A guest post today - Let me introduce you to a simple concept, one that is overlooked by most IRA owners and unfortunately even many financial advisors. Not all investments are taxed the same way by IRS. Therefore, if you understand how different investments are taxed, you can use that information to pay the lowest taxes by using the correct investments in your IRA and the correct investments outside of your IRA.
Here are the basics. Some investments are taxed at 0%. These would be tax-free bonds and of course you would never place these in your IRA because when distributing them from your IRA, you would pay tax at your full rate, let’s say 30% for the purpose of this post. The next investment would be individual stocks. As long as you hold them for more than a year, the dividends you receive and the profit on your appreciation is taxed at 15% (for most taxpayers). However, if you had that same stock in your IRA, eventually, when you distribute the principal and dividends, you would pay tax at 30%. Therefore, it is foolish to hold stocks that will qualify for long-term capital gains treatment in your IRA. It is best to hold that type of investment outside of your IRA to take advantage of the very favorable tax treatment.
Alternatively, it’s likely that many investors buy mutual funds rather than individual stocks. Let’s assume the mutual fund is a growth mutual fund. Morningstar reports that the average growth mutual fund has a turnover rate of 100% annually. This means that the average stock in the fund is held for six months and any profits would not qualify for long-term capital gains treatment (which requires holding a stock for at least six months). If this mutual fund is held outside of your IRA, you pay your share of tax each year even if you make no withdrawals. So if the fund is generating the majority of its profits as short-term capital gains, you will pay tax on these at your regular income tax rate. In other words, if you earn $60,000 a year, and the fund generates $3,000 in short-term gains, that $3,000 is added on top of your income and taxed at the top rate applicable to you. Again, let’s say this is 30%. If you will be paying the same rate of tax later when you withdrawal these funds from an IRA, it certainly makes sense to hold such an investment inside an IRA so that you benefit from the years of tax deferred growth.
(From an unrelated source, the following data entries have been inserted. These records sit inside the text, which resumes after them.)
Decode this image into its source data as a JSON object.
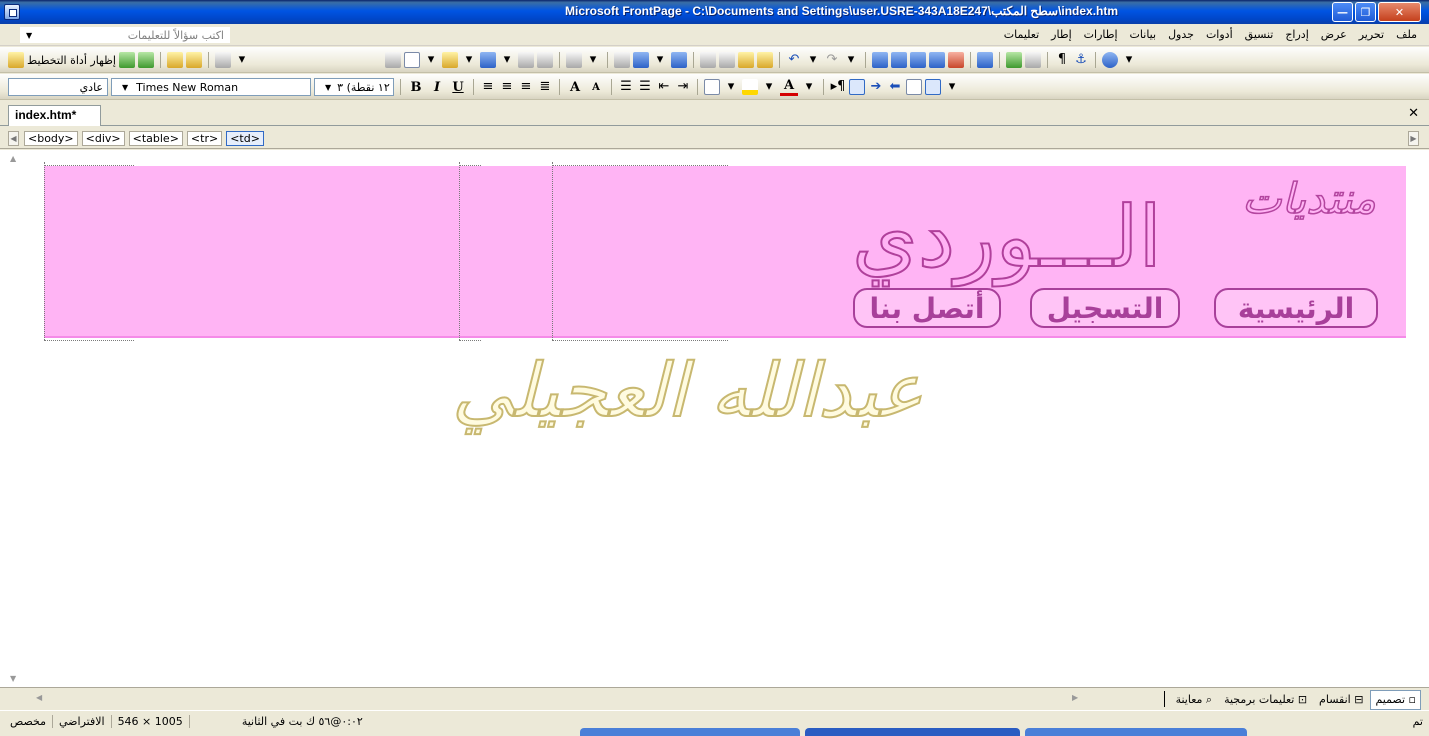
{
  "window": {
    "title": "Microsoft FrontPage - C:\\Documents and Settings\\user.USRE-343A18E247\\سطح المكتب\\index.htm",
    "minimize_label": "—",
    "maximize_label": "❐",
    "close_label": "✕"
  },
  "menu": {
    "items": [
      "ملف",
      "تحرير",
      "عرض",
      "إدراج",
      "تنسيق",
      "أدوات",
      "جدول",
      "بيانات",
      "إطارات",
      "إطار",
      "تعليمات"
    ],
    "ask_placeholder": "اكتب سؤالاً للتعليمات"
  },
  "toolbar": {
    "show_layout_tool": "إظهار أداة التخطيط"
  },
  "format_bar": {
    "style": "عادي",
    "font": "Times New Roman",
    "size": "١٢ نقطة) ٣"
  },
  "document": {
    "tab_label": "index.htm*",
    "tags": [
      "<body>",
      "<div>",
      "<table>",
      "<tr>",
      "<td>"
    ]
  },
  "page": {
    "logo_top": "منتديات",
    "logo_main": "الـــوردي",
    "nav": [
      "الرئيسية",
      "التسجيل",
      "أتصل بنا"
    ],
    "watermark": "عبدالله العجيلي"
  },
  "views": {
    "tabs": [
      "تصميم",
      "انقسام",
      "تعليمات برمجية",
      "معاينة"
    ],
    "active": "تصميم"
  },
  "status": {
    "speed": "٠:٠٢@٥٦ ك بت في الثانية",
    "dimensions": "1005 × 546",
    "default": "الافتراضي",
    "custom": "مخصص",
    "done": "تم"
  },
  "colors": {
    "header_bg": "#ffb4f4",
    "header_text": "#b0409b",
    "watermark_outline": "#c8b870"
  }
}
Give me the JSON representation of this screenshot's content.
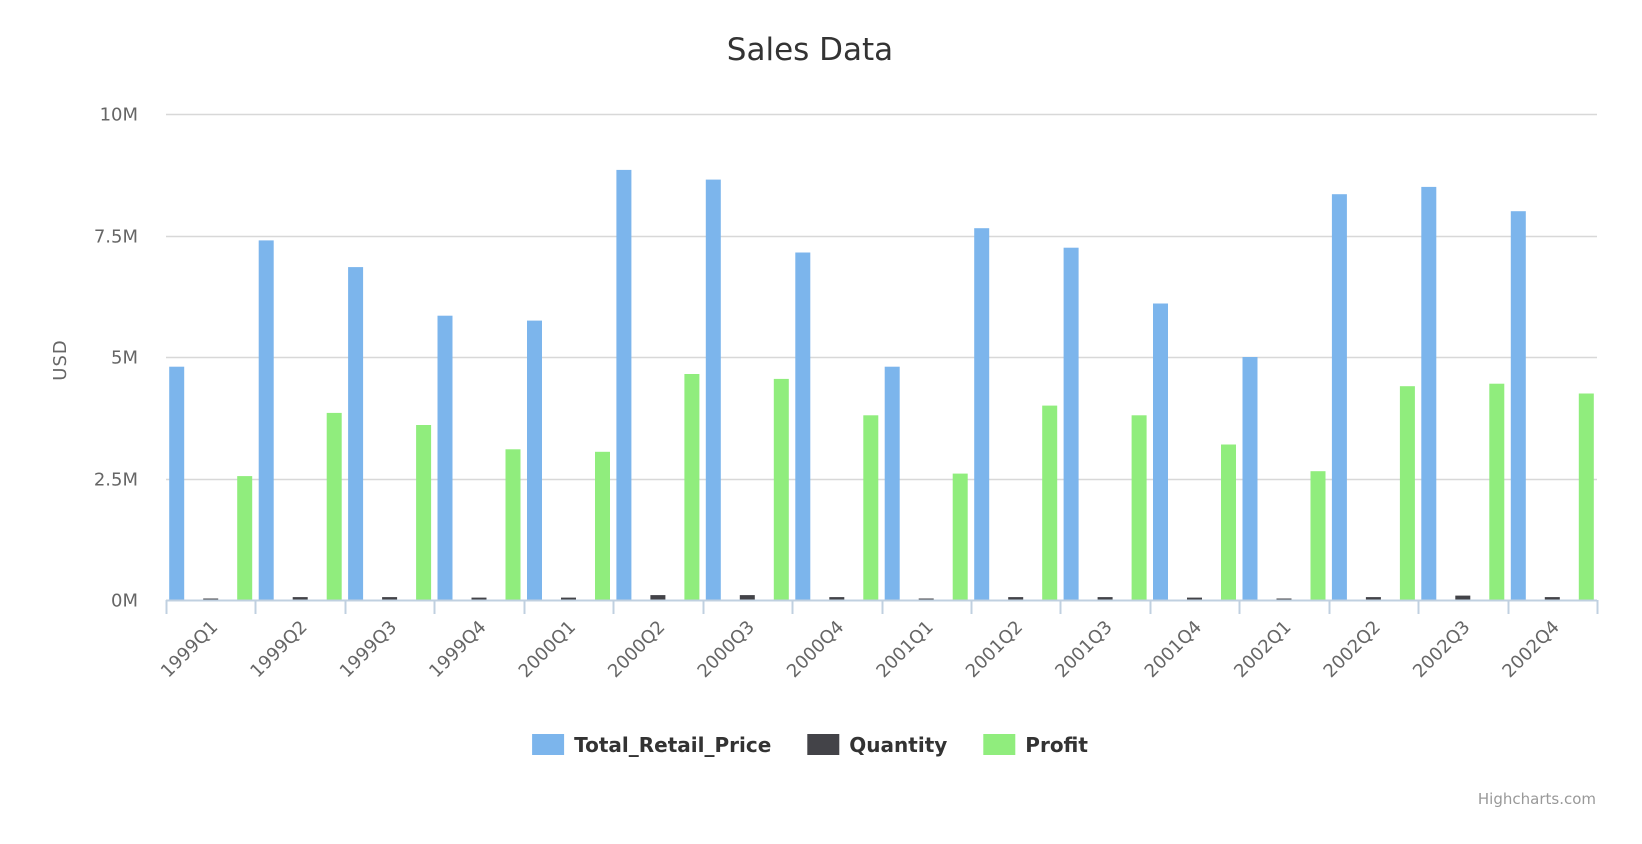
{
  "chart_data": {
    "type": "bar",
    "title": "Sales Data",
    "xlabel": "",
    "ylabel": "USD",
    "ylim": [
      0,
      10000000
    ],
    "grid": true,
    "legend_position": "bottom-center",
    "y_tick_values": [
      0,
      2500000,
      5000000,
      7500000,
      10000000
    ],
    "y_tick_labels": [
      "0M",
      "2.5M",
      "5M",
      "7.5M",
      "10M"
    ],
    "categories": [
      "1999Q1",
      "1999Q2",
      "1999Q3",
      "1999Q4",
      "2000Q1",
      "2000Q2",
      "2000Q3",
      "2000Q4",
      "2001Q1",
      "2001Q2",
      "2001Q3",
      "2001Q4",
      "2002Q1",
      "2002Q2",
      "2002Q3",
      "2002Q4"
    ],
    "series": [
      {
        "name": "Total_Retail_Price",
        "color": "#7cb5ec",
        "values": [
          4800000,
          7400000,
          6850000,
          5850000,
          5750000,
          8850000,
          8650000,
          7150000,
          4800000,
          7650000,
          7250000,
          6100000,
          5000000,
          8350000,
          8500000,
          8000000
        ]
      },
      {
        "name": "Quantity",
        "color": "#434348",
        "values": [
          30000,
          60000,
          60000,
          50000,
          50000,
          100000,
          100000,
          60000,
          30000,
          60000,
          60000,
          50000,
          30000,
          60000,
          90000,
          60000
        ]
      },
      {
        "name": "Profit",
        "color": "#90ed7d",
        "values": [
          2550000,
          3850000,
          3600000,
          3100000,
          3050000,
          4650000,
          4550000,
          3800000,
          2600000,
          4000000,
          3800000,
          3200000,
          2650000,
          4400000,
          4450000,
          4250000
        ]
      }
    ]
  },
  "credits": "Highcharts.com"
}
So let’s summarize so far. Assets that qualify for long-term capital gains treatment and are taxed for most people at 15% should not be placed in an IRA. Those investments would typically be individual stocks held for more than a year and index mutual funds which hold their shares on average for four years. Those investments that should be held in an IRA are those on which you would owe tax at your regular ordinary rates and therefore you gain by the tax-deferral of an IRA (or tax-free growth in the case of a Roth IRA).
So let’s take a look at the math so you can see the incredible difference by holding the right investments in the right places. For simplicity, let’s assume your IRA has one investment, shares of IBM.
Initial investment $50,000
Hypothetical growth rate of shares: 5% annually
Hypothetical Dividend: 3% annually
Investment made at age 40, liquidated at age 70
Taxpayer tax rate during holding period 30%
|Held inside an IRA||Held Outside an IRA|
|Value at end of 30 years||216,097||216,097|
|Tax paid on Dividends||0||31,392|
|Tax Paid Upon sale (and withdrawal from IRA) at end of term||81,221||24,915|
|Total Tax Paid||81,221||56,307|
It is quite important to have the right securities inside and outside your IRA based on the way the security is taxed. Show this post to your financial advisor and if he scratches his head, find another advisor.